So I wanted to write more about my weekend, but I was so insanely tired last night that my brain was all "Glaaaaaarrrrggghhhhh pretty vampires whee, glitter! Zzzzzzzzzzz." And no one wanted that. So now, I present to you: Scenes from my weekend.
Scene One: Friday night dinner with KD:
KD: So…what it comes down to is that you try to help people…
Miss Banshee: Aaaaaaand then you clean up their crime scenes.
KD: Yeah, pretty much.
Miss Banshee: We're like a TEAM!
Scene Two: Saturday afternoon, waiting for LaRoux:
TEXT FROM LAROUX: Be there at 4:30! Yay vampires!!!
TWITTER FROM LAROUX (five minutes later): Ah, GWB, we meet again.
Miss Banshee (to self): Child's only at the bridge? Biz is delusional. No way she's getting here at 4:30. Also, if she's texting and Twittering while driving, there will be beatings galore.
TEXT FROM LAROUX: Um, more like 5:00.
Miss Banshee: I'm changing back into my pajamas. Good lord, the beatings.

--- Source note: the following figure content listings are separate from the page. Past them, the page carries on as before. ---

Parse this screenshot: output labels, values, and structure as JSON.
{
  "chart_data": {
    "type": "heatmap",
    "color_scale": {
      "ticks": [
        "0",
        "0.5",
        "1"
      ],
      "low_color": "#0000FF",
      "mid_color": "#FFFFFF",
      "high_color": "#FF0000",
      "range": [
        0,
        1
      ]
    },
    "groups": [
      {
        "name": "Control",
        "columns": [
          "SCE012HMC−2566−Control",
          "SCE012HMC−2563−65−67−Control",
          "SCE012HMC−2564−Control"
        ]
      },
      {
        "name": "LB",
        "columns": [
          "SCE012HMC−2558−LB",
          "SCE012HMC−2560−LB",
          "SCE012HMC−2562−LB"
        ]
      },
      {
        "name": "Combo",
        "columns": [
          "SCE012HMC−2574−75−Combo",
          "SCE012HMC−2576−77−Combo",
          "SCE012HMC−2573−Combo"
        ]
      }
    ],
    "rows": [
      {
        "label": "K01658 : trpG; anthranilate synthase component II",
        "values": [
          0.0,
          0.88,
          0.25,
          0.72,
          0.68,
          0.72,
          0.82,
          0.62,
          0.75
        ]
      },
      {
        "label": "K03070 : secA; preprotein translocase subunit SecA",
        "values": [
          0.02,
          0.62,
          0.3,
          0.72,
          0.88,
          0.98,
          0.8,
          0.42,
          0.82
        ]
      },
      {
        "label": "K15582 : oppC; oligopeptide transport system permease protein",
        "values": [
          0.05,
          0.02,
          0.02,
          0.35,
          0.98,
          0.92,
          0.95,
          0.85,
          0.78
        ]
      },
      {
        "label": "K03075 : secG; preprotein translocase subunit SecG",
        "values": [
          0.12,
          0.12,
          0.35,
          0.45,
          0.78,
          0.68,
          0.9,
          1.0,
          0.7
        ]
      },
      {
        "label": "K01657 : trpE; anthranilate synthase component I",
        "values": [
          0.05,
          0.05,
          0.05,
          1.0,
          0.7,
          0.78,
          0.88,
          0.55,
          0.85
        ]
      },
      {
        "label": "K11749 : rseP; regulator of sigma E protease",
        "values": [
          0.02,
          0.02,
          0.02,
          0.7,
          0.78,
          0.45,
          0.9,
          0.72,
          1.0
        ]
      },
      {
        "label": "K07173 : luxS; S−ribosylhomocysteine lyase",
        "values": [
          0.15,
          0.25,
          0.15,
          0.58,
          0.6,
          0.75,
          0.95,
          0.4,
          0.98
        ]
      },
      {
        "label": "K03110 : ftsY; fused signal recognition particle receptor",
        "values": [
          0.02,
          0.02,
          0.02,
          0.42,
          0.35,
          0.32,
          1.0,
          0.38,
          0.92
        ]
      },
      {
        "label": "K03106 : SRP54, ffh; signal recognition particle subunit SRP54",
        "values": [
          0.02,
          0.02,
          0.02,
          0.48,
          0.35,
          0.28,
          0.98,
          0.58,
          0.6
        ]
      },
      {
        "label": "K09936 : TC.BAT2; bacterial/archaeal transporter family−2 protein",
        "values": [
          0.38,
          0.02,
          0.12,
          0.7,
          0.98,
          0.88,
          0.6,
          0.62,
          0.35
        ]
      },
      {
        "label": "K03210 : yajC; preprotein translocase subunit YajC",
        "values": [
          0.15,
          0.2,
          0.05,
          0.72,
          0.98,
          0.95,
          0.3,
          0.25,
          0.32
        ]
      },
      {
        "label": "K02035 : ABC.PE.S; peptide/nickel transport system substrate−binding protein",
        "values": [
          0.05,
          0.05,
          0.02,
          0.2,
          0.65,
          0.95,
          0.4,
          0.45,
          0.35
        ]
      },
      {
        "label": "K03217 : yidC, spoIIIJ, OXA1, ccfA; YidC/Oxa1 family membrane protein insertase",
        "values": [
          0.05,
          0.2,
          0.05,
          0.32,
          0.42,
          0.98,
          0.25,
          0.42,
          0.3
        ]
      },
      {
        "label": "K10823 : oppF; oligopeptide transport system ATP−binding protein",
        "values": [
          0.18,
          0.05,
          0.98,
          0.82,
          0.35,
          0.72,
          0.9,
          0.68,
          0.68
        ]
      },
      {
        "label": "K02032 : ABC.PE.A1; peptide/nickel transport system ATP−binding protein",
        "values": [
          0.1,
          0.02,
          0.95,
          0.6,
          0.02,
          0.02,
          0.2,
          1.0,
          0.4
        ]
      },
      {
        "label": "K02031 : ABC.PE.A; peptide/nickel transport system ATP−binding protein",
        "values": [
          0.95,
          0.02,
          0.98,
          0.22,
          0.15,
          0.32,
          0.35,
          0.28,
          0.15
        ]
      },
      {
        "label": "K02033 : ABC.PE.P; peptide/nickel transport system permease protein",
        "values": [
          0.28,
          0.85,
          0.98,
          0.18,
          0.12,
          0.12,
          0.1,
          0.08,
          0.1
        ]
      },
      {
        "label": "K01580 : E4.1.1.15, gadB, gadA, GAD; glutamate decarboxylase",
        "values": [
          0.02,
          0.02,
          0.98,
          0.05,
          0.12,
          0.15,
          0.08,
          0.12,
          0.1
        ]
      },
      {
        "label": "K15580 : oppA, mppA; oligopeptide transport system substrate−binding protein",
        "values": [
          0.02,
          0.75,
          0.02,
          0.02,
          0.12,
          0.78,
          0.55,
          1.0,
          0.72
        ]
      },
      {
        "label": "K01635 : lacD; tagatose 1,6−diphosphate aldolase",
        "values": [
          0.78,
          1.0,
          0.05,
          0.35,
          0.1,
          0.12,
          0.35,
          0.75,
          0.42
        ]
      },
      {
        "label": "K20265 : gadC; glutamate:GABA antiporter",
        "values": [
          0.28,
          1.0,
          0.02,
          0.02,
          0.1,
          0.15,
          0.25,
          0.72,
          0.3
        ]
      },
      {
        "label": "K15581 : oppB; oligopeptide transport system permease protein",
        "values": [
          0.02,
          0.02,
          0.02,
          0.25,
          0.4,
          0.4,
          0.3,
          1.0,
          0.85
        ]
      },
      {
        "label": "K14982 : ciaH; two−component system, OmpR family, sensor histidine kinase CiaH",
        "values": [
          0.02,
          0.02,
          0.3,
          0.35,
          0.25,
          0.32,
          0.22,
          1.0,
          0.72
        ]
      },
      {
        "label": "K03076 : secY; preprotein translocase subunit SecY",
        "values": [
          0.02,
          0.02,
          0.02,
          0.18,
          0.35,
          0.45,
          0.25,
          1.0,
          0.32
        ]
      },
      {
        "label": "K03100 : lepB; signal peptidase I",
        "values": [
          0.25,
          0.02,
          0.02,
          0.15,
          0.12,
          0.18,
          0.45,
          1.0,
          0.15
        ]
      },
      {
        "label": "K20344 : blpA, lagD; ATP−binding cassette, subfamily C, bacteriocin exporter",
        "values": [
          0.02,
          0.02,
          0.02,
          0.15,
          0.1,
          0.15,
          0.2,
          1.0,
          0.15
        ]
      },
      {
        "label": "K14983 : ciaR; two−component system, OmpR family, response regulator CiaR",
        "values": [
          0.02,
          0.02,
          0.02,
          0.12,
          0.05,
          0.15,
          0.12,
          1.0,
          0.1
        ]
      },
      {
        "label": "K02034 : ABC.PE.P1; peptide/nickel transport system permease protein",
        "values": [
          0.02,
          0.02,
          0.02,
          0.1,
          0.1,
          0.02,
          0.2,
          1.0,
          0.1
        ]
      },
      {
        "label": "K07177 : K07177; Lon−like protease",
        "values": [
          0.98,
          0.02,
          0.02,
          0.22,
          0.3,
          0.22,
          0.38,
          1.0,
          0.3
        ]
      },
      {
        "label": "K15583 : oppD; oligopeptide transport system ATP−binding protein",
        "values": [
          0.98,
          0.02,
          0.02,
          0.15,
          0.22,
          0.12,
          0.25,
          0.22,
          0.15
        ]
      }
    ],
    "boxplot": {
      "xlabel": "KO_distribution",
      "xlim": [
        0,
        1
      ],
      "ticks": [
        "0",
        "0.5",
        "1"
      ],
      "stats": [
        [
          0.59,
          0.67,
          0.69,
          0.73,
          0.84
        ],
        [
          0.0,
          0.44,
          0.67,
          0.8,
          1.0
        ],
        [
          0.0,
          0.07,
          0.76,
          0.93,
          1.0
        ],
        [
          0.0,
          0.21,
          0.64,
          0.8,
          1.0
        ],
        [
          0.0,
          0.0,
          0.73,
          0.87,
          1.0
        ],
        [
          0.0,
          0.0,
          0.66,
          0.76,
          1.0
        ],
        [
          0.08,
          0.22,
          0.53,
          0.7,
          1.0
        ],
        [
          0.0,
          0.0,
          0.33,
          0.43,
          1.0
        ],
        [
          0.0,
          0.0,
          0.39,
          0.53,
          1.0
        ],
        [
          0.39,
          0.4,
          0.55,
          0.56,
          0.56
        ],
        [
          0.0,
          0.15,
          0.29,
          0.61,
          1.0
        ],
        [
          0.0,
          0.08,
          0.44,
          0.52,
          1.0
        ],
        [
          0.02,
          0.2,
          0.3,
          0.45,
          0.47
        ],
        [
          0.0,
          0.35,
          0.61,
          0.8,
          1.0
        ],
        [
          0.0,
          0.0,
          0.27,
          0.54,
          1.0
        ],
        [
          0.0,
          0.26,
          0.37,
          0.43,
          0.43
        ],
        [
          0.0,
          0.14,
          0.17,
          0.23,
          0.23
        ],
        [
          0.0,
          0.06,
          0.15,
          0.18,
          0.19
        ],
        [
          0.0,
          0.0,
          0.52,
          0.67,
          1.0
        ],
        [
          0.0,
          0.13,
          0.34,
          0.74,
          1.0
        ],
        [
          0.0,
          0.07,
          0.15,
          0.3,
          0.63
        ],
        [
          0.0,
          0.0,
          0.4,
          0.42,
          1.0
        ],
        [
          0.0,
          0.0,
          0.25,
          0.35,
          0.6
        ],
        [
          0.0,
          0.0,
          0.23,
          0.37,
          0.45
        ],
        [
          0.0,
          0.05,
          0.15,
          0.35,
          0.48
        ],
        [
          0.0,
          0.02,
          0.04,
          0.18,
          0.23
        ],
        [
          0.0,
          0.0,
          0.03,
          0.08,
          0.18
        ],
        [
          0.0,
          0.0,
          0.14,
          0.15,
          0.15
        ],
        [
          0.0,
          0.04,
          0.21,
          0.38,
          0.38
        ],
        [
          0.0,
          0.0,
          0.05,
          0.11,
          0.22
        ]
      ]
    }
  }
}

Scene Three: Movie Theater, 1 hour before showtime:
Miss Banshee: Wow, are we early.
LaRoux: POPCORN. DIET COKE.
Miss Banshee: Lead the way, sistah.
(At concession stand, slightly greasy movie buff and slightly unhinged girl behind counter)
LaRoux: The "neighbor" combo, please!
Miss Banshee: Because we're neighbors.
(LaRoux and Banshee cackle maniacally)
Movie Buff: (sad, yet hopeful glance) So…what are you seeing?
LaRoux: Oh, "Twilight"
Miss Banshee: Of course.
Movie Buff: (morose, tragic sigh.)
Slightly Unhinged Girl: OH YOU'LL LOVE IT DON'T LISTEN TO HIM OOOOOH!!! (runs into theater to watch the end of the last showing.)
Movie Buff: I want to kill myself.
Scene 4: In theater, as it fills with teenage girls.
(Miss Banshee and LaRoux text Twitter and Facebook frantically, as they are officially 13 years old today.)
Scene 5: In theater, gaggle of teenage girls hover in aisle. A representitive approaches.
Representative: Um, can you guys move down, like, one seat? Or is that totally not happening?
LaRoux: Just for "is that totally not happening?" We will gladly move.
Miss Banshee: There's just one tiny problem.
LaRoux: Yeah, be careful, I just spilled my giant bucket of soda all over the land.
Miss Banshee: ALL OVER THE LAND.
LaRoux: Yeah. We're the grownups here today!
Scene 6: During the movie:
Miss Banshee (whispering): Jacob is going to be SO HOT when he grows up.
LaRoux (whispering): Oh hell yeah.
Miss Banshee: We were seniors in high school when he was born.
LaRoux: Hush up and look at the pretty.
Scene 7: Bella and Edward FINALLY kiss. Teenage girls go berserk.
Miss Banshee: You know, in Mormon language? That's third base.
LaRoux: At least.
(A VOICE FROM BEYOND THUNDERS. IT'S LAROUX, READING THIS RIGHT NOW FROM BOSTON.)
Miss Banshee: What?
LaRoux: LIAR. You did not say "third base." Tell the internet people what you said.
Miss Banshee: But…but my mom reads this.
LaRoux: Lying makes the baby Jeebus cry, dude. And the Mormons wouldn't appreciate that.
Miss Banshee: And the Mormons would appreciate that I said "Kissing is finger banging in Mormon?" They'd appreciate THAT?
LaRoux: I know your Catholic mom will. MUAHAHAHAHAHAHAHAA!!!!!
Miss Banshee: DAMMIT.
Holy shit, this post is getting long. So the story of the Drama at the Diner and How Two People Can Not Move On A Sunday will have to wait. Kisses!
Stewie doesn't approve of da term "finger banging." Stewie SHOCKED.